I am new user of mothur and the forum too.
First of all, I would like to say many thanks to the authors for the software and the detailed wiki. It is great.
My first question: If I have a database, how can I format it into mothur format so that I can use it then in the alignment? Is there any special format?
Thanks for your answer.
The fasta format needs to be aligned? I am working on fungal ITS sequences and not easy to align them. Does it work without the alignment?
Many thanks.
Laszlo
yeah, if you’re using ITS then you really can’t do alignment because there isn’t positional homology. I’d suggest using pairwise.seqs or pre.cluster. The next release of mothur will incorporate VSEARCH which will likely be a great help for people doing ITS. The caveat is that the OTU assignment may not be as good as what you’d get with pairwise.seqs/cluster
We have a highly curated dataset and we would like to have assignment at species level (or even deeper level such as varieties). Do you think it is possible this kind of identification with mother pipeline? If you are interested we are happy to share our data and work on it. It would be great help for the community specially in the field we are working on.
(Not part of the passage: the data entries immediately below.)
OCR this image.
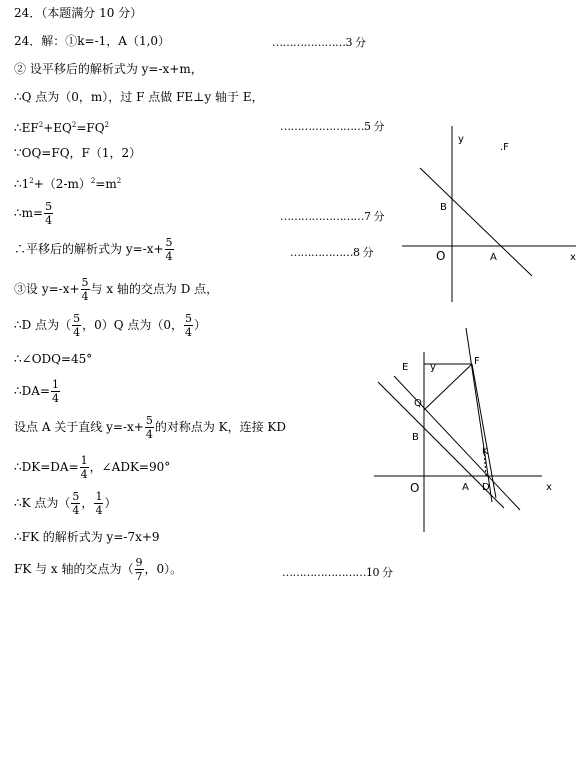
24．（本题满分 10 分）
24．解：①k=-1，A（1,0）	…………………3 分
② 设平移后的解析式为 y=-x+m，
∴Q 点为（0，m），过 F 点做 FE⊥y 轴于 E，
$\therefore EF^2+EQ^2=FQ^2$	……………………5 分
∵OQ=FQ，F（1，2）
$\therefore 1^2+(2-m)^2=m^2$
∴m= $\frac{5}{4}$	……………………7 分
∴平移后的解析式为 $y=-x+ \frac{5}{4}$	………………8 分
③设 $y=-x+ \frac{5}{4}$ 与 x 轴的交点为 D 点，
∴D 点为（ $\frac{5}{4}$ ，0）Q 点为（0， $\frac{5}{4}$ ）
∴∠ODQ=45°
∴DA= $\frac{1}{4}$
设点 A 关于直线 $y=-x+ \frac{5}{4}$ 的对称点为 K，连接 KD
∴DK=DA= $\frac{1}{4}$ ，∠ADK=90°
∴K 点为（ $\frac{5}{4}$ ， $\frac{1}{4}$ ）
∴FK 的解析式为 y=-7x+9
FK 与 x 轴的交点为（ $\frac{9}{7}$ ，0）。	……………………10 分
y
.F
B
O	A	x
E y
F
Q
B
K
O	A D	x
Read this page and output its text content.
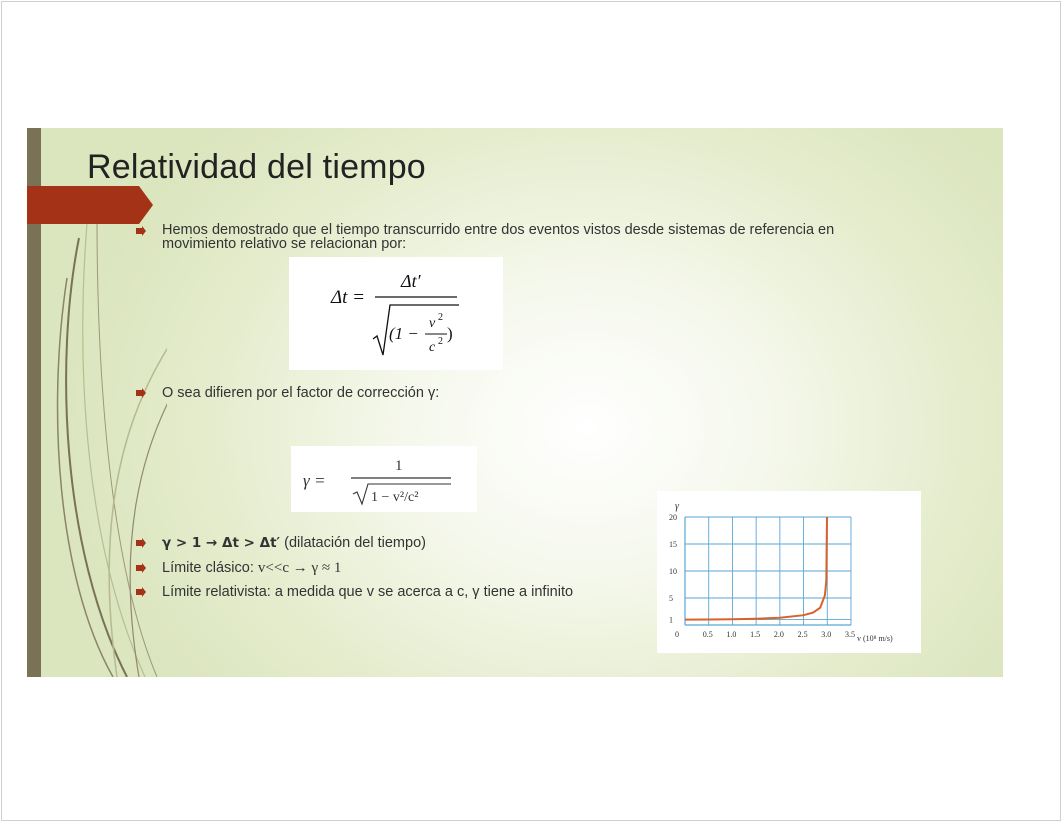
Relatividad del tiempo
Hemos demostrado que el tiempo transcurrido entre dos eventos vistos desde sistemas de referencia en movimiento relativo se relacionan por:
Δt =
Δt′
(1 −
v 2
c 2 )
O sea difieren por el factor de corrección γ:
γ =
1
1 − v²/c²
γ > 1 → Δt > Δt′ (dilatación del tiempo)
Límite clásico: v<<c → γ ≈ 1
Límite relativista: a medida que v se acerca a c, γ tiene a infinito
0	0.5 1.0 1.5 2.0 2.5 3.0 3.5
1
5
10
15
20
γ
v (10⁸ m/s)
So I have a fasta formatted reference file derived from silva123 alignment and tried to create the corresponding tax file.
when I run classify.seqs, I get nothing but these error messages:
‘U62813.UniAr107’ is in your template file and is not in your taxonomy file. Please correct.
‘U70679.Unc02vpl’ is in your template file and is not in your taxonomy file. Please correct.
‘AY344367.Unc02vrl’ is in your template file and is not in your taxonomy file. Please correct.
‘AY344412.Unc02vro’ is in your template file and is not in your taxonomy file. Please correct.
‘AY345533.Unc02vrz’ is in your template file and is not in your taxonomy file. Please correct.
‘AY345543.Unc02vs1’ is in your template file and is not in your taxonomy file. Please correct.
Can someone please post a sample of what the fasta and tax files should look like, or a fuller description of their format than this:
“The command requires that you provide a fasta-formatted input and database sequence file and a taxonomy file for the reference sequences” and I think I have done that.
I set the debug flag and I get errors for probably every line in my file. I grepped for spaces and found none. Many of the errors are that there’s a final semicolon missing.
less mothur.1473862203.logfile | grep -v DEBUG | grep “is in your template file and is not in your taxonomy file. Please correct” | wc
14914 223710 1413841
UPDATE: I believe the problem was spaces at the END of the lines; I am about to try again.